Janet Way December 04, 2011 at 03:46 PM
Wonderful Larry! This is a really nice tribute to our NW Tree Canopy. And gives some of the attributes which we value about them. One important value that you did not focus on was the "water retention" value of our urban forest canopy. One fact that many do not realize is that trees, especially conifers retain an enormous amount of storm water. Up to 50% of the precipitation that falls on a mature tree, never reaches the ground! Our trees provide incredible services to our communities, for very little investment. Just want to mention a few more natives that are equally important and add to our plant diversity. Too many to name, but wanted to mention a few more that make our tree canopy so interesting. • Despite the fact that you mentioned our State Tree, Western Hemlock, you didn't elaborate. It is one of the most beautiful, and graceful. • Pines - White Pine, Shore Pine and so many others • Sitka Spruce • Cascara - Greatly valued by birds for food • Western Hazelnut • Pacific Dogwood • Hookers Willow
Jan Stewart December 05, 2011 at 12:03 AM
Thank you for this article! I don't think we can be reminded too often about the value and importance of our trees. One question: I went to the City of Shoreline link in your article and found no mention of a goal to increase the tree canopy. Where is that goal stated? Thanks again.

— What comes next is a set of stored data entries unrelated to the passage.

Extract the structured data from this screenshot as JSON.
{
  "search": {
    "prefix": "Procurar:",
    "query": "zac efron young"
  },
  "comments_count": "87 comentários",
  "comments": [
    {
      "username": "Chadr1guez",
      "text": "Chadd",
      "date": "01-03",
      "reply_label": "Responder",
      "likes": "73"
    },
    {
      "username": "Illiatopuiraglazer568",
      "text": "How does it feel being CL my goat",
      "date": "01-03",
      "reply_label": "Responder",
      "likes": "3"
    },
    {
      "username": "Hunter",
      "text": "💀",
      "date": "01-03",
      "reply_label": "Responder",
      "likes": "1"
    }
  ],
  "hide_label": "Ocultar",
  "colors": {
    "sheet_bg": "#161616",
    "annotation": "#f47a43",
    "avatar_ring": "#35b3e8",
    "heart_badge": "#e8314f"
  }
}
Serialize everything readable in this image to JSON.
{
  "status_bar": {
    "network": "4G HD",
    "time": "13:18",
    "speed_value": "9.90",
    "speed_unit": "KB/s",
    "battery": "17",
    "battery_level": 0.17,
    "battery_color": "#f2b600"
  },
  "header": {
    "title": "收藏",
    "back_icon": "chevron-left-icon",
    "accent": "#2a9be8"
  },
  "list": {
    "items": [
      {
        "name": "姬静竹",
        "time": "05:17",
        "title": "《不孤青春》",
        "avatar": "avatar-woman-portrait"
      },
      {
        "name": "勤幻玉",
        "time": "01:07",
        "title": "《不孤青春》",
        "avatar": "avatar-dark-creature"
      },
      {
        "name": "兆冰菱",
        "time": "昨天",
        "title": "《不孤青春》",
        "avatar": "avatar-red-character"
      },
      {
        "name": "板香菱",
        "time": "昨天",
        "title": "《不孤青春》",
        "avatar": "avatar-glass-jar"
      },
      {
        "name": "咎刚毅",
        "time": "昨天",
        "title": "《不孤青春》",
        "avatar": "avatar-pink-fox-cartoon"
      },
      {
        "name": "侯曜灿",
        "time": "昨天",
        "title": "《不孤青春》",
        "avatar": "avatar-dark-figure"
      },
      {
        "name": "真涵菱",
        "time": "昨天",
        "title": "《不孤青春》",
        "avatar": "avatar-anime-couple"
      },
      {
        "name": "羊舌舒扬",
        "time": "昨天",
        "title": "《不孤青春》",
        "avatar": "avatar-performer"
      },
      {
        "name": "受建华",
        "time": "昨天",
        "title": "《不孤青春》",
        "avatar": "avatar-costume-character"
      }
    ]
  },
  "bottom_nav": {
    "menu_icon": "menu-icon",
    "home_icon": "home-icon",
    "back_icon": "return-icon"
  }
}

Larry Lewis December 05, 2011 at 03:44 AM
I looked even harder, and I haven't found it! I was told that a couple times, but what I found was this: http://www.mrsc.org/mc/shoreline/shoreline20/shoreline2050.html#20.50.290 In 20.50.290 D, E, F, G, H, I, J & L, which says "Replacement of trees removed during site development in order to achieve a goal of no net loss of tree cover throughout the City over time. (Ord. 398 § 1, 2006; Ord. 238 Ch. V § 5(A), 2000)." "No net loss." That's it. I guess they think our tree canopy is good enough as is. Not I. Thanks for the catch.
Boni Biery December 06, 2011 at 02:21 AM
Isn't it interesting that you can't find information about the City's trees. I you would like to watch/listen to the Shoreline City Council evade setting a meaningful goal, please watch the video of the May 11th, 2011 Council Meeting at http://shoreline.granicus.com/MediaPlayer.php?view_id=4&clip_id=328 You can jump right to item 9a. While the current canopy in Shoreline is at about 30%, the nationwide average is 35%. And that does not account for the size or species of the trees which have significant effect on the "service functions" provided by the canopy. It seems reasonable that since we Live in the northwest, we should be able to meet the set the current nationwide average as a minimum goal. Check it out here: http://www.fs.fed.us/openspace/fote/sustaining.html
Janet Way December 06, 2011 at 05:38 PM
Just a couple additional points on Tree Canopy - Thanks to Jan and Boni for pointing out the lack of any real goal for tree canopy in the City of Shoreline's codes and plans. The Sustainability Strategy had loftier goals, but the current "tree ordinance", which is actually scattered throughout the code and not very inspiring (to say the least), is "no net loss"! Pretty sad. Considering that most people moved to Shoreline for about 3 basic reasons, Schools, Trees and Affordable Housing (relative to other localities), "No Net Loss" is a very unsatisfactory goal. Larry, I just want to point out that your theory that Black Cottonwoods are "brittle and subject to falling down" is not very accurate. They do loose limbs suddenly sometimes, but they grow very fast, straight and tall, and provide many benefits. As far as "Big Leaf Maples" falling down, that assertion is also suspect. Trees do fall down, that's just a fact of life and nature, and occasionally people and properties are injured. But this is no reason to cut any ole tree that has the temerity to grow up and become some "view-oriented" property owners obsession. We have ample reasons to increase our canopy and fear mongering by some, is not a good reason to avoid that valid goal. Shoreline needs to get on this and stop the senseless and aimless cutting which is now the default situation. Thanks!